[LLVMdev] git

Andrew Trick atrick at apple.com
Thu Jul 21 15:32:30 PDT 2011


On Jul 21, 2011, at 9:59 AM, Matthieu Moy wrote:

> Alexander MacDonald <alexmac at adobe.com> writes:
> 
>> The topic of generation numbers has come up again recently on the git
>> lists and it looks like they might make it in
>> (http://stackoverflow.com/questions/6702821/
>> git-commit-generation-numbers). Of course this isn't exactly the same
>> as svn because the numbers are only unique within a given branch, but
>> it should still help.
> 
> Not really. Generation numbers are discussed as a performance
> optimization, but they're not unique, even within what we usually call a
> "branch" (i.e. the set of commits reachable from the ref) :
> 
> A --- B
> \     \
>  C --- D --- E <--- master
> 
> Commits B and C will have the same generation numbers. I hardly see a
> context where they could be used by end users as commit identifiers.

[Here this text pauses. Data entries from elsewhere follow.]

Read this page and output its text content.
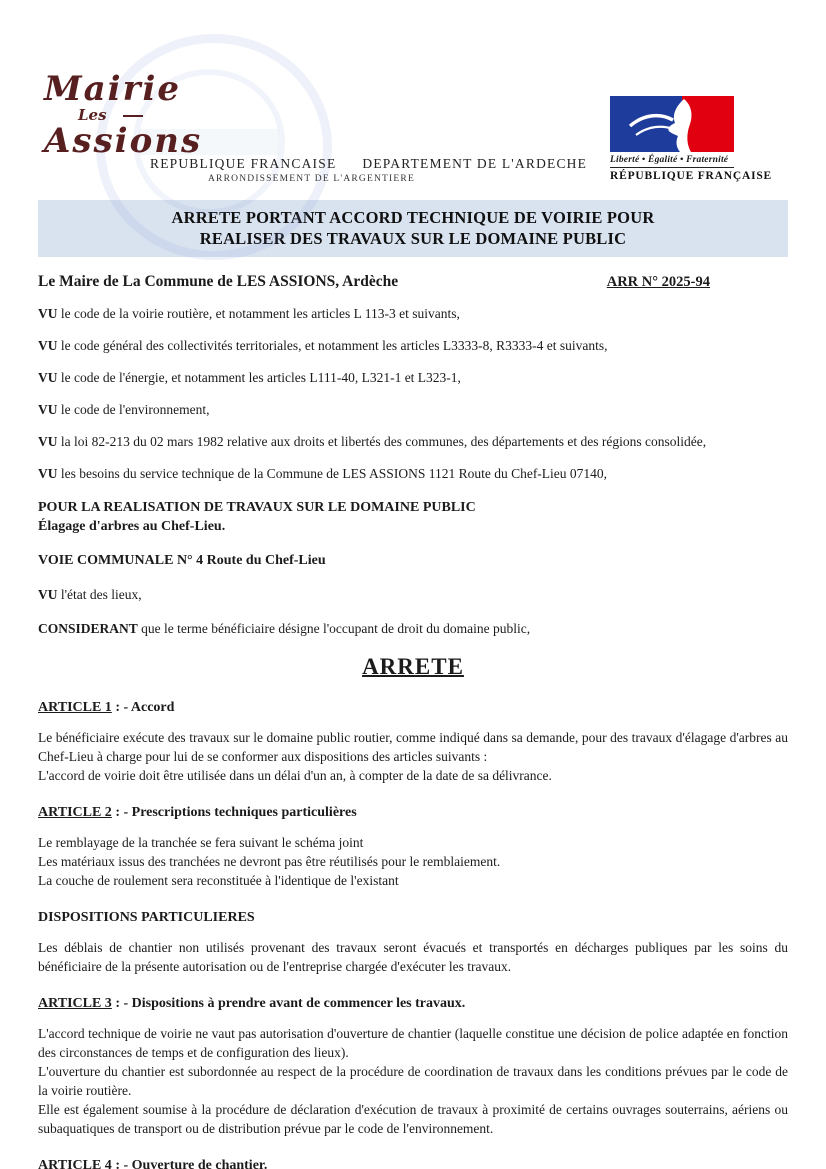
Mairie
Les
Assions
REPUBLIQUE FRANCAISE DEPARTEMENT DE L'ARDECHE
ARRONDISSEMENT DE L'ARGENTIERE
Liberté • Égalité • Fraternité
RÉPUBLIQUE FRANÇAISE
ARRETE PORTANT ACCORD TECHNIQUE DE VOIRIE POUR
REALISER DES TRAVAUX SUR LE DOMAINE PUBLIC
Le Maire de La Commune de LES ASSIONS, Ardèche	ARR N° 2025-94

VU le code de la voirie routière, et notamment les articles L 113-3 et suivants,

VU le code général des collectivités territoriales, et notamment les articles L3333-8, R3333-4 et suivants,

VU le code de l'énergie, et notamment les articles L111-40, L321-1 et L323-1,

VU le code de l'environnement,

VU la loi 82-213 du 02 mars 1982 relative aux droits et libertés des communes, des départements et des régions consolidée,

VU les besoins du service technique de la Commune de LES ASSIONS 1121 Route du Chef-Lieu 07140,

POUR LA REALISATION DE TRAVAUX SUR LE DOMAINE PUBLIC
Élagage d'arbres au Chef-Lieu.
VOIE COMMUNALE N° 4 Route du Chef-Lieu

VU l'état des lieux,

CONSIDERANT que le terme bénéficiaire désigne l'occupant de droit du domaine public,

ARRETE
ARTICLE 1 : - Accord

Le bénéficiaire exécute des travaux sur le domaine public routier, comme indiqué dans sa demande, pour des travaux d'élagage d'arbres au Chef-Lieu à charge pour lui de se conformer aux dispositions des articles suivants :

L'accord de voirie doit être utilisée dans un délai d'un an, à compter de la date de sa délivrance.

ARTICLE 2 : - Prescriptions techniques particulières

Le remblayage de la tranchée se fera suivant le schéma joint

Les matériaux issus des tranchées ne devront pas être réutilisés pour le remblaiement.

La couche de roulement sera reconstituée à l'identique de l'existant

DISPOSITIONS PARTICULIERES

Les déblais de chantier non utilisés provenant des travaux seront évacués et transportés en décharges publiques par les soins du bénéficiaire de la présente autorisation ou de l'entreprise chargée d'exécuter les travaux.

ARTICLE 3 : - Dispositions à prendre avant de commencer les travaux.

L'accord technique de voirie ne vaut pas autorisation d'ouverture de chantier (laquelle constitue une décision de police adaptée en fonction des circonstances de temps et de configuration des lieux).

L'ouverture du chantier est subordonnée au respect de la procédure de coordination de travaux dans les conditions prévues par le code de la voirie routière.

Elle est également soumise à la procédure de déclaration d'exécution de travaux à proximité de certains ouvrages souterrains, aériens ou subaquatiques de transport ou de distribution prévue par le code de l'environnement.

ARTICLE 4 : - Ouverture de chantier.
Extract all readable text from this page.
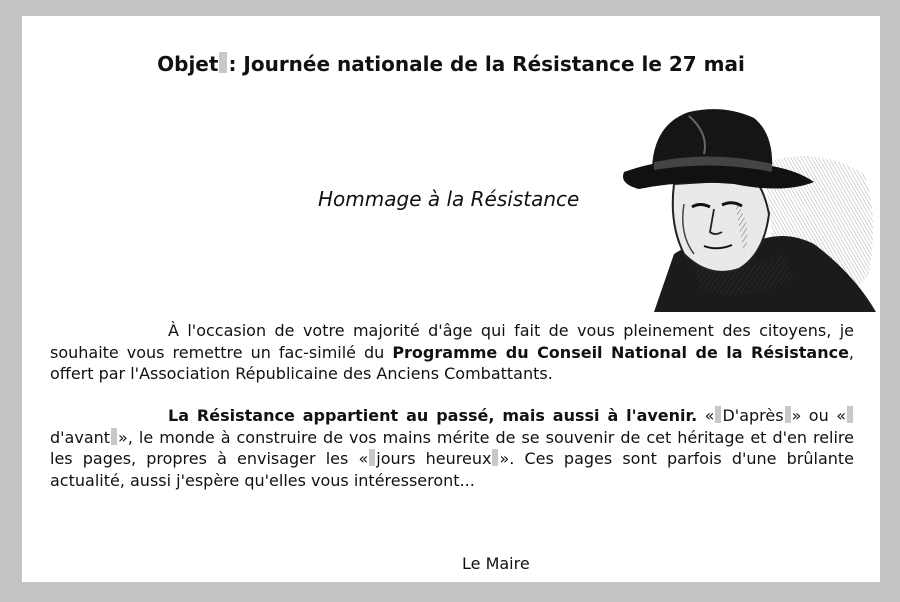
Objet : Journée nationale de la Résistance le 27 mai
Hommage à la Résistance
À l'occasion de votre majorité d'âge qui fait de vous pleinement des citoyens, je souhaite vous remettre un fac-similé du Programme du Conseil National de la Résistance, offert par l'Association Républicaine des Anciens Combattants.
La Résistance appartient au passé, mais aussi à l'avenir. « D'après » ou «d'avant », le monde à construire de vos mains mérite de se souvenir de cet héritage et d'en relire les pages, propres à envisager les « jours heureux ». Ces pages sont parfois d'une brûlante actualité, aussi j'espère qu'elles vous intéresseront...
Le Maire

SVN revision numbers are central to my workflow. I use them to tag results generated against various builds. I like those results sorted by time and the chronology should be obvious, but timestamps are incredibly cumbersome and make it difficult to verify that a given checkout matches a given set of results. For incremental development, we should have some concept of a "trunk version" number at the granularity of each build submitted for testing or benchmarking without having to constantly tag the repository.

Generation numbers seem to be sufficient for this purpose. In your example, it wouldn't make sense for B and C to have unique "trunk version" numbers because it's impossible for both of them to correspond to a build kicked off from the main repo. If C was pushed after B, then its "trunk revision" would correspond to the subsequent merge, which is the generation number of D. The only problem is checking out the right git version for a given "trunk version". Worst case, you just pick the earliest sibling, which git rev-list already seems to know.